Moreover, states with nuclear weapons are most likely to use them in response to a nuclear attack or when they face catastrophic defeat in a non-nuclear war. Britain and France would have no reason to initiate a nuclear strike on Russia. And a strategically autonomous non-US NATO would fight a conventional war against Russia to defend itself, not to seize Russian land, let alone defeat Russia.
SUGGESTED VIEWINGThe truth about the nuclear threatWith Michael Krepon
Would Britain risk London and France imperil Paris to serve as nuclear guarantor for the rest of non-US NATO? By the very nature of things, this question admits of no definitive answer. Still, it’s not obvious that the credibility of their extended deterrence would necessarily be weaker than Washington’s, especially now that Trump has downgraded the importance of Europe for the United States.

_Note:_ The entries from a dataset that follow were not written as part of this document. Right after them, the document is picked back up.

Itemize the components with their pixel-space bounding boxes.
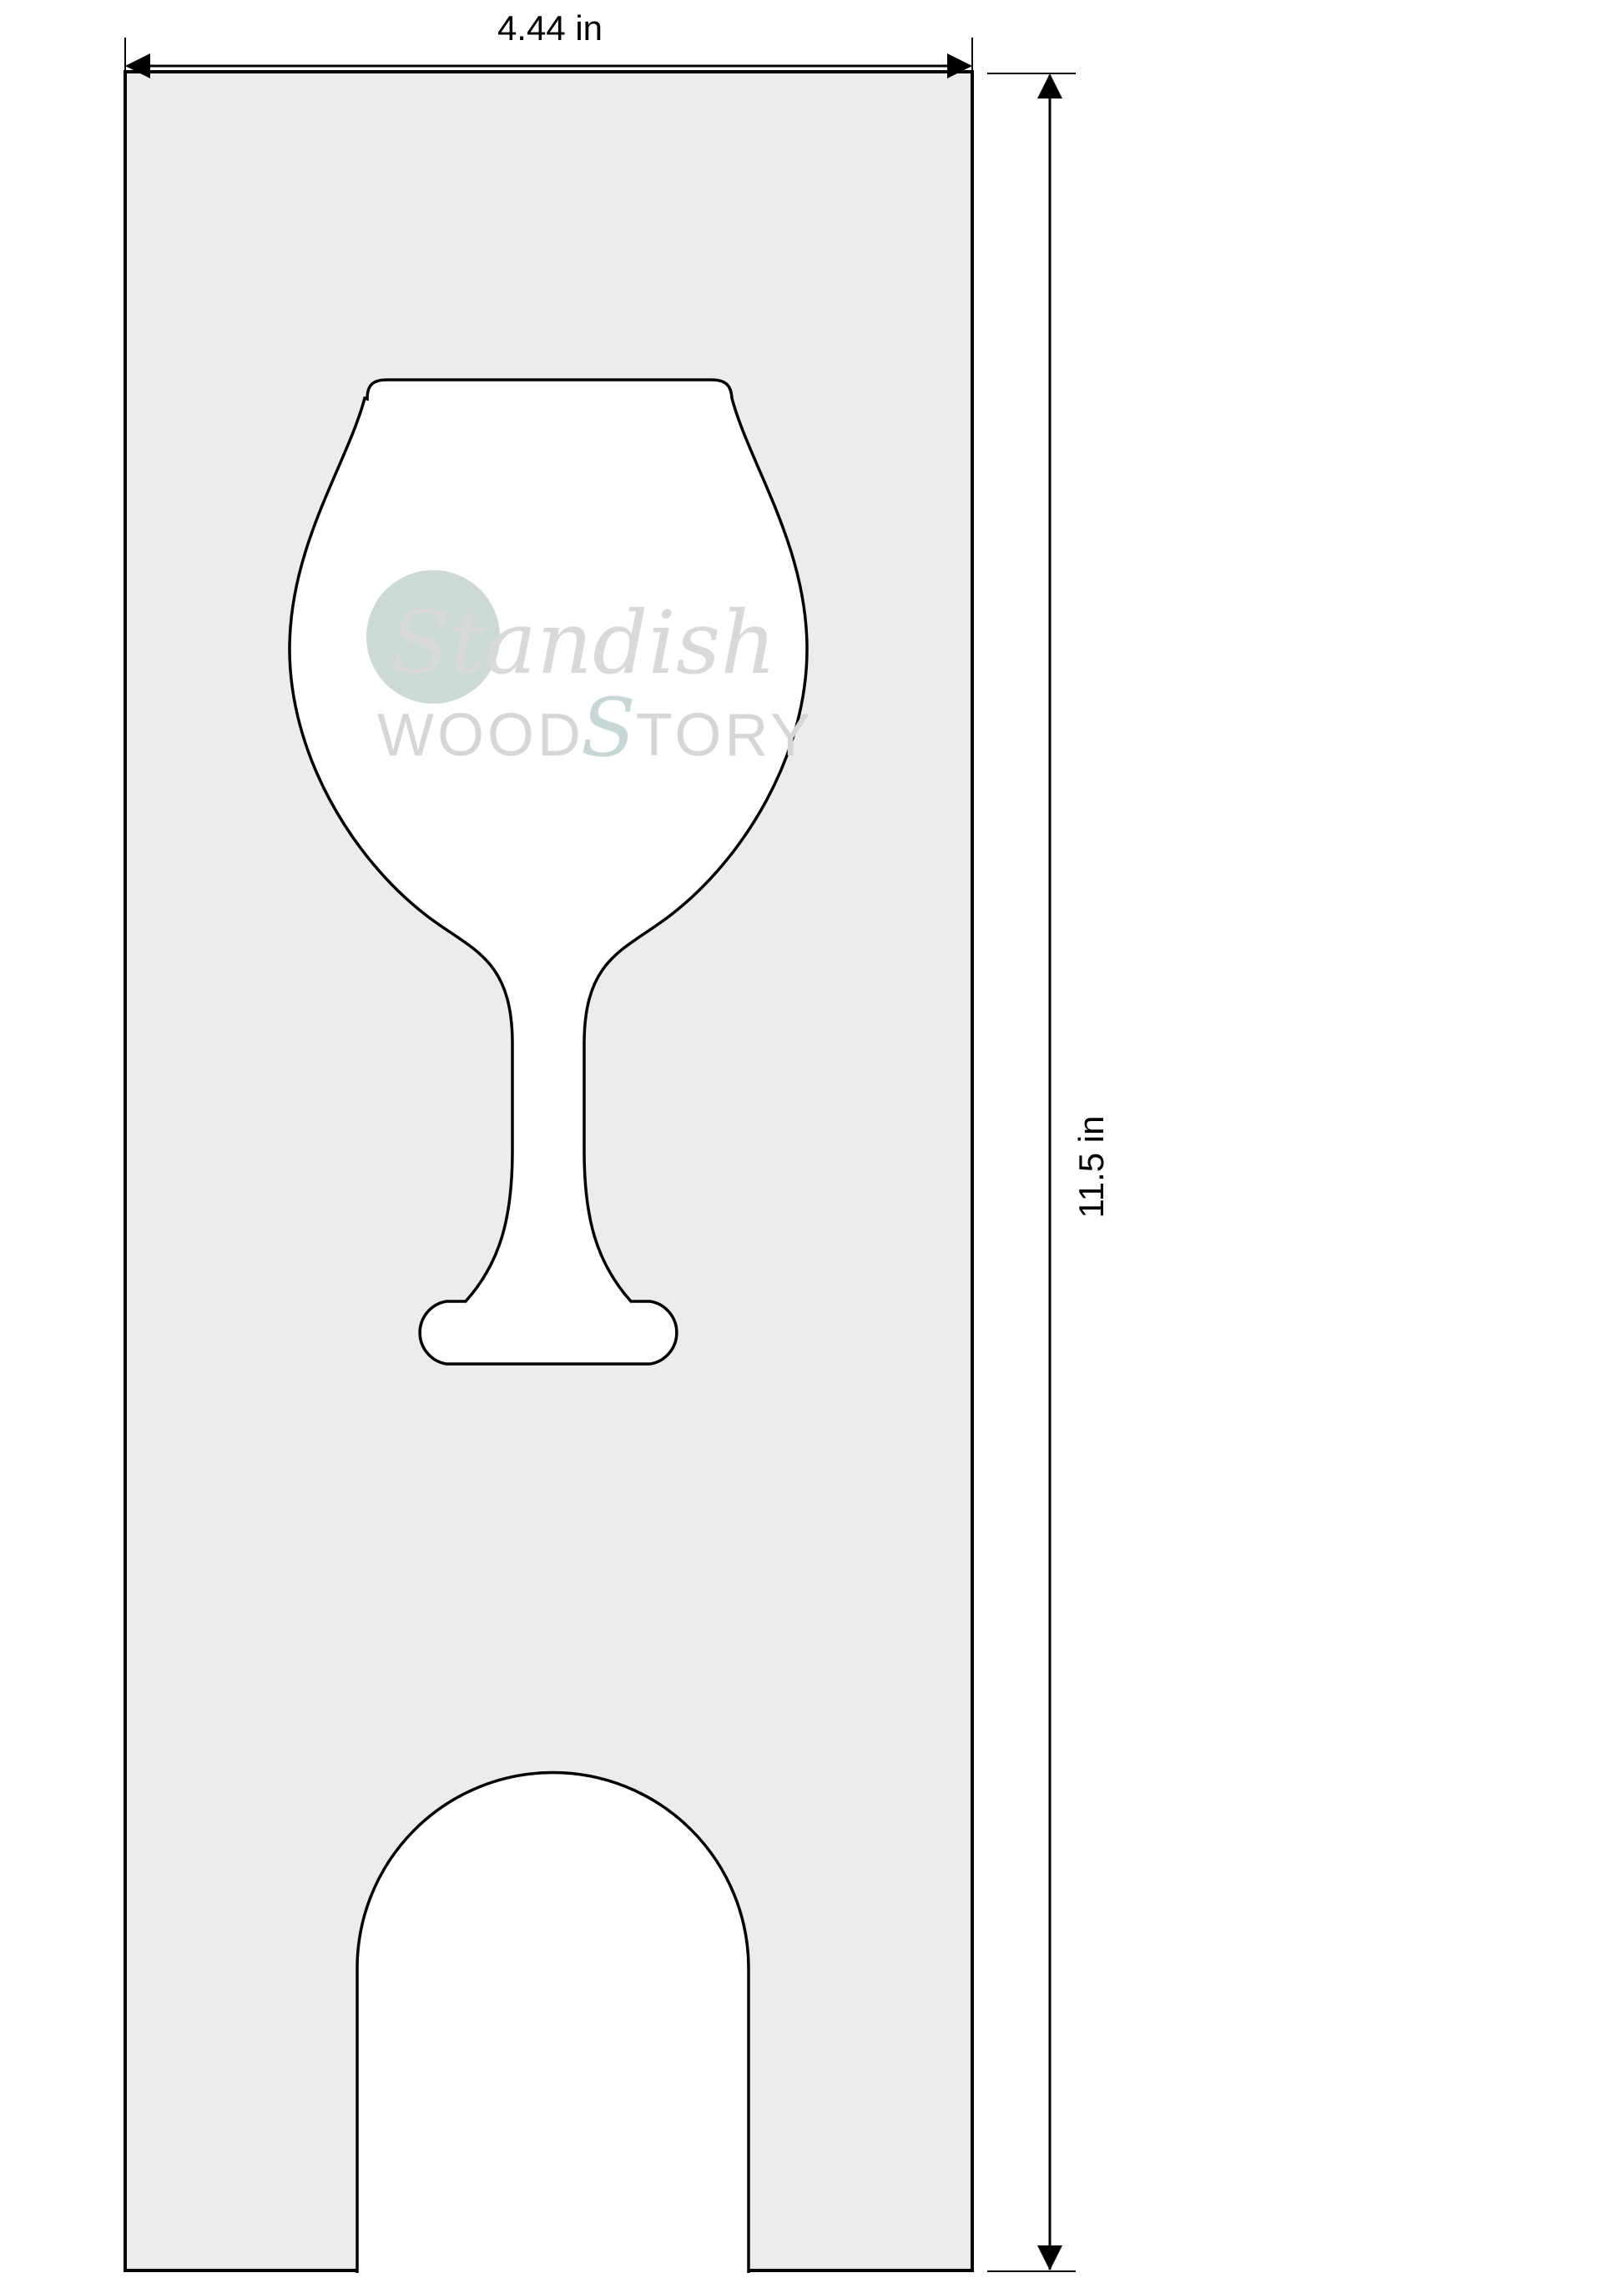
width-dimension: 4.44 in [125, 8, 972, 78]
logo-wordmark-right: TORY [636, 702, 814, 769]
logo-wordmark-script-s: S [581, 681, 639, 775]
height-dimension-label: 11.5 in [1072, 1116, 1111, 1219]
height-dimension: 11.5 in [987, 73, 1111, 2271]
arch-cutout [357, 1773, 749, 2274]
width-dimension-label: 4.44 in [497, 8, 603, 48]
logo-script-word: Standish [391, 592, 776, 694]
drawing-page: Standish WOODSTORY 4.44 in 11.5 in [0, 0, 1624, 2293]
template-drawing: Standish WOODSTORY 4.44 in 11.5 in [0, 0, 1624, 2293]
logo-watermark: Standish WOODSTORY [366, 570, 814, 775]
arrow-up-icon [1037, 73, 1062, 98]
logo-wordmark-left: WOOD [377, 702, 584, 769]
arrow-down-icon [1037, 2245, 1062, 2270]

That has given Britain and France a greater stake in the continent’s security and could make their nuclear guarantee credible. But to provide credible extended deterrence, London and Paris will have to devote more resources to increasing the number and survivability of their nuclear warheads—and their European partners in an autonomous defense arrangement should rightly defray some of the costs. The positive news is that France and Germany, with support from other NATO countries, have begun discussing a European nuclear deterrence—one that reorients France’s nuclear doctrine to provide extended deterrence for Europe without setting off a scramble by other states to build their own nuclear arsenals.

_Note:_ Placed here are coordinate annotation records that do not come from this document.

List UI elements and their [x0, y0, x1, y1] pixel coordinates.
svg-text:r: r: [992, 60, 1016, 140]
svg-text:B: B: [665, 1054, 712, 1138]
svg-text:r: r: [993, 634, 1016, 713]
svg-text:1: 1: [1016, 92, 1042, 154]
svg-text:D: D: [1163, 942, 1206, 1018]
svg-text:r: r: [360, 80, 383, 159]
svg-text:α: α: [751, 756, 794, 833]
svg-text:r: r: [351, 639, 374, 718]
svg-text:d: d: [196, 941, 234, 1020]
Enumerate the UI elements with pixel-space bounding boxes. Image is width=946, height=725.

Gains from strategic autonomy
By moving toward strategic autonomy, Europe (along with Canada) can acquire the greater capacity for self-defense it should have even if the Trump phenomenon proves to be temporary and NATO survives. By decreasing Europe’s dependence on the US, defense autonomy will enable Washington’s allies to deal with it on an array of issues with greater strength and self-confidence rather than as dependencies and subordinates.
And should NATO unravel, Europe will not have to scramble for a shared defense strategy or become divided as countries hasten to find individual solutions to their predicament. Defense autonomy does not require, and should not beget, animosity toward the United States. Economic relations—trade and investment—can continue, though with American allies having greater bargaining power, and cooperation can be arranged in areas of common interest, such as protecting vital sea lanes. For America’s NATO allies, strategic autonomy provides a path to cooperation with Washington from a position of reduced dependence and greater equality.